Heinz Kerry's confrontation isn't first for political wives



Views are mixed on the effects of Heinz Kerry's outburst.
BOSTON (AP) -- Shove it, then rhyme it with rich. Then roll it in a batch of baked cookies and teas.
Teresa Heinz Kerry joined the company of blunt-speaking political spouses this convention week by telling a reporter to stop misquoting her and "shove it."
Barbara Bush set the standard in 1984 when she called Democratic vice presidential candidate Geraldine Ferraro a $4 million "rhymes with rich" during the campaign to re-elect President Reagan and Mrs. Bush's husband, Vice President George Bush. She later apologized.

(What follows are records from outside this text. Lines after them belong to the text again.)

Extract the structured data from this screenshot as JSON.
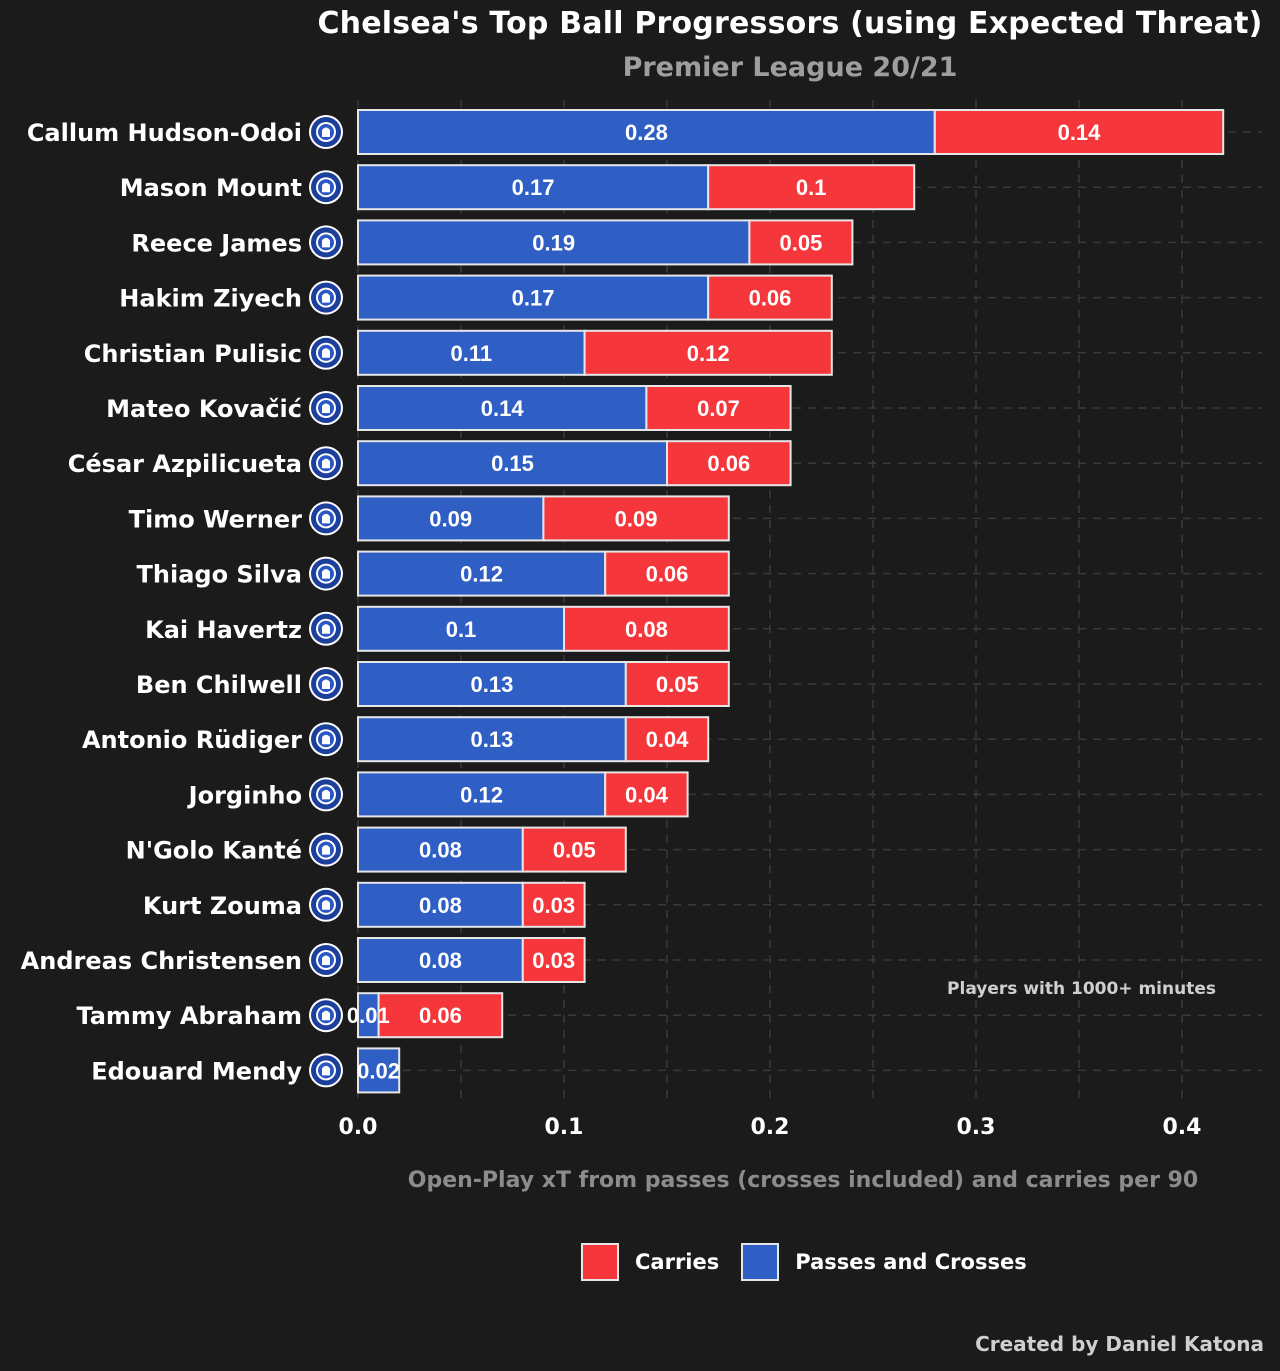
{
  "title": "Chelsea's Top Ball Progressors (using Expected Threat)",
  "subtitle": "Premier League 20/21",
  "credit": "Created by Daniel Katona",
  "annotation": "Players with 1000+ minutes",
  "colors": {
    "background": "#1b1b1b",
    "passes": "#2f5fc4",
    "carries": "#f5363a",
    "bar_border": "#e6e6e6",
    "grid": "#3a3a3a"
  },
  "legend": {
    "carries": "Carries",
    "passes": "Passes and Crosses"
  },
  "chart_data": {
    "type": "bar",
    "orientation": "horizontal",
    "stacked": true,
    "title": "Chelsea's Top Ball Progressors (using Expected Threat)",
    "subtitle": "Premier League 20/21",
    "xlabel": "Open-Play xT from passes (crosses included) and carries per 90",
    "ylabel": "",
    "xlim": [
      0,
      0.42
    ],
    "xticks": [
      0.0,
      0.1,
      0.2,
      0.3,
      0.4
    ],
    "xtick_labels": [
      "0.0",
      "0.1",
      "0.2",
      "0.3",
      "0.4"
    ],
    "grid": true,
    "legend_position": "bottom",
    "categories": [
      "Callum Hudson-Odoi",
      "Mason Mount",
      "Reece James",
      "Hakim Ziyech",
      "Christian Pulisic",
      "Mateo Kovačić",
      "César Azpilicueta",
      "Timo Werner",
      "Thiago Silva",
      "Kai Havertz",
      "Ben Chilwell",
      "Antonio Rüdiger",
      "Jorginho",
      "N'Golo Kanté",
      "Kurt Zouma",
      "Andreas Christensen",
      "Tammy Abraham",
      "Edouard Mendy"
    ],
    "series": [
      {
        "name": "Passes and Crosses",
        "values": [
          0.28,
          0.17,
          0.19,
          0.17,
          0.11,
          0.14,
          0.15,
          0.09,
          0.12,
          0.1,
          0.13,
          0.13,
          0.12,
          0.08,
          0.08,
          0.08,
          0.01,
          0.02
        ],
        "labels": [
          "0.28",
          "0.17",
          "0.19",
          "0.17",
          "0.11",
          "0.14",
          "0.15",
          "0.09",
          "0.12",
          "0.1",
          "0.13",
          "0.13",
          "0.12",
          "0.08",
          "0.08",
          "0.08",
          "0.01",
          "0.02"
        ]
      },
      {
        "name": "Carries",
        "values": [
          0.14,
          0.1,
          0.05,
          0.06,
          0.12,
          0.07,
          0.06,
          0.09,
          0.06,
          0.08,
          0.05,
          0.04,
          0.04,
          0.05,
          0.03,
          0.03,
          0.06,
          0.0
        ],
        "labels": [
          "0.14",
          "0.1",
          "0.05",
          "0.06",
          "0.12",
          "0.07",
          "0.06",
          "0.09",
          "0.06",
          "0.08",
          "0.05",
          "0.04",
          "0.04",
          "0.05",
          "0.03",
          "0.03",
          "0.06",
          ""
        ]
      }
    ]
  }
}
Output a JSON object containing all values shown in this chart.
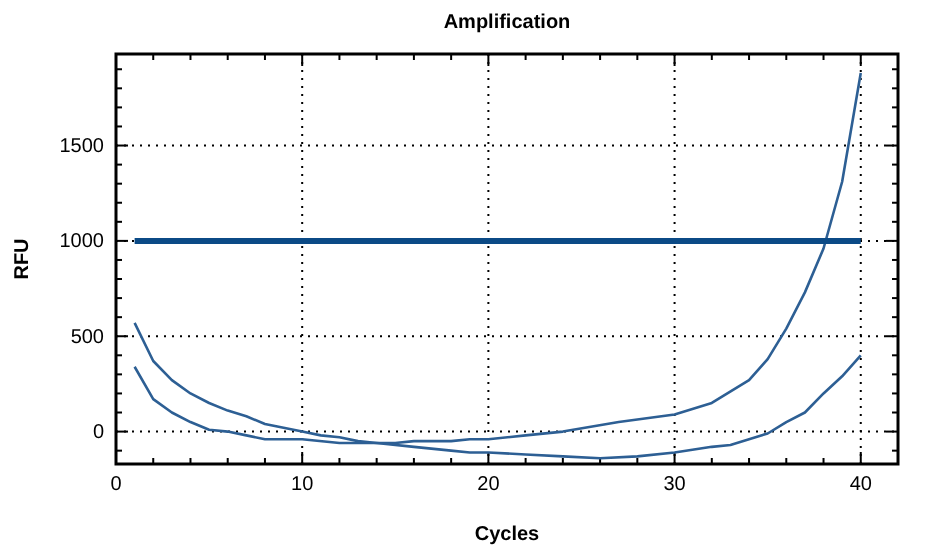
{
  "chart_data": {
    "type": "line",
    "title": "Amplification",
    "xlabel": "Cycles",
    "ylabel": "RFU",
    "xlim": [
      0,
      42
    ],
    "ylim": [
      -170,
      1980
    ],
    "xticks": [
      0,
      {
        "value": 2,
        "label": null
      },
      {
        "value": 4,
        "label": null
      },
      {
        "value": 6,
        "label": null
      },
      {
        "value": 8,
        "label": null
      },
      10,
      {
        "value": 12,
        "label": null
      },
      {
        "value": 14,
        "label": null
      },
      {
        "value": 16,
        "label": null
      },
      {
        "value": 18,
        "label": null
      },
      20,
      {
        "value": 22,
        "label": null
      },
      {
        "value": 24,
        "label": null
      },
      {
        "value": 26,
        "label": null
      },
      {
        "value": 28,
        "label": null
      },
      30,
      {
        "value": 32,
        "label": null
      },
      {
        "value": 34,
        "label": null
      },
      {
        "value": 36,
        "label": null
      },
      {
        "value": 38,
        "label": null
      },
      40
    ],
    "yticks": [
      {
        "value": -100,
        "label": null
      },
      0,
      {
        "value": 100,
        "label": null
      },
      {
        "value": 200,
        "label": null
      },
      {
        "value": 300,
        "label": null
      },
      {
        "value": 400,
        "label": null
      },
      500,
      {
        "value": 600,
        "label": null
      },
      {
        "value": 700,
        "label": null
      },
      {
        "value": 800,
        "label": null
      },
      {
        "value": 900,
        "label": null
      },
      1000,
      {
        "value": 1100,
        "label": null
      },
      {
        "value": 1200,
        "label": null
      },
      {
        "value": 1300,
        "label": null
      },
      {
        "value": 1400,
        "label": null
      },
      1500,
      {
        "value": 1600,
        "label": null
      },
      {
        "value": 1700,
        "label": null
      },
      {
        "value": 1800,
        "label": null
      },
      {
        "value": 1900,
        "label": null
      }
    ],
    "grid": true,
    "marker": "none",
    "line_style": "solid",
    "series": [
      {
        "color": "#2d5f94",
        "x": [
          1,
          2,
          3,
          4,
          5,
          6,
          7,
          8,
          9,
          10,
          11,
          12,
          13,
          14,
          15,
          16,
          17,
          18,
          19,
          20,
          22,
          24,
          27,
          30,
          32,
          34,
          35,
          36,
          37,
          38,
          39,
          40
        ],
        "values": [
          570,
          370,
          270,
          200,
          150,
          110,
          80,
          40,
          20,
          0,
          -20,
          -30,
          -50,
          -60,
          -60,
          -50,
          -50,
          -50,
          -40,
          -40,
          -20,
          0,
          50,
          90,
          150,
          270,
          380,
          540,
          730,
          960,
          1310,
          1880
        ]
      },
      {
        "color": "#2d5f94",
        "x": [
          1,
          2,
          3,
          4,
          5,
          6,
          7,
          8,
          10,
          12,
          14,
          16,
          18,
          19,
          20,
          22,
          24,
          26,
          28,
          30,
          32,
          33,
          34,
          35,
          36,
          37,
          38,
          39,
          40
        ],
        "values": [
          340,
          170,
          100,
          50,
          10,
          0,
          -20,
          -40,
          -40,
          -60,
          -60,
          -80,
          -100,
          -110,
          -110,
          -120,
          -130,
          -140,
          -130,
          -110,
          -80,
          -70,
          -40,
          -10,
          50,
          100,
          200,
          290,
          400
        ]
      },
      {
        "color": "#0b4a86",
        "x": [
          1,
          40
        ],
        "values": [
          1000,
          1000
        ]
      }
    ]
  }
}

Eight years later, Mrs. Bush was first lady when future Sen. Hillary Rodham Clinton defended her active role in public life by saying, "I suppose I could have stayed home and baked cookies and had teas."
Mrs. Clinton expressed regret for the remark, saying she had been referring to "the ceremonial role" of the first lady.
Heinz Kerry has not apologized. Her husband said he's not sorry.
"I think my wife speaks her mind appropriately," Kerry told reporters Monday.
What she said
Her mind spoke freely Sunday night, when she told Pennsylvania delegates, "We need to turn back some of the creeping, un-Pennsylvanian and sometimes un-American traits that are coming into some of our politics." She criticized the tenor of modern political campaigns without being specific.
The editorial page editor of the Pittsburgh Tribune-Review asked her what she meant by the term "un-American."
Heinz Kerry repeatedly denied using the phrase. "You said something I didn't say," she told the journalist. "Now shove it."
Some convention delegates were not impressed.
"I think it could hurt her," said Lexie Carter, 52, of Memphis, Tenn. "I'm not sure how it will play but I'm coming down on the side of -- 'it's OK, but let's cool it. Keep a level head, girl."'
"It's the kind of thing that could hurt her stature as a potential first lady," Carter said.
Joan Nagel, a Pennsylvania delegate, called the comment "completely appropriate."
"I saw it on television," she said. "It looked like she was being hassled."
'A single moment'
Heinz Kerry's stepdaughter, Vanessa Kerry, said on CNN's "Larry King Live" that "a single moment of exasperation" shouldn't be given more attention than it deserves.
"She's been an incredible asset to the campaign and I think this is people trying to make a controversy out of something that really isn't," Vanessa Kerry said.
Stephen Hess, a scholar at the Brookings Institution who worked in several Republican administrations, said most voters won't have any problem with Heinz Kerry's outburst. It might even help the potential first lady shed a reputation as a cool, regal woman of wealth, he said.
"We've been waiting for the real Teresa, and it strikes me that we're starting to get her," Hess said.
Outburst worries strategists
Privately, strategists close to the Kerry campaign agreed with Hess' assessment but worried that the outburst might be a sign that Heinz Kerry might have trouble staying on message during the campaign.
After showing unusual discipline throughout the spring, she made aides wince by calling Kerry running mate John Edwards beautiful and her husband smart -- a contrast that played into the hands of GOP critics of the Democratic ticket.
Political spouses can cause political problems.
First lady Nancy Reagan turned to an astrologer to help her husband run the White House, former Reagan chief of staff Donald T. Regan wrote in a book.
Laura Bush distanced herself from her husband's anti-abortion views shortly after his election. Tipper Gore took on the music industry, a Democratic fund-raising base, before her husband became vice president. Lynn Cheney has not been afraid to speak out during her husband's vice presidential tenure.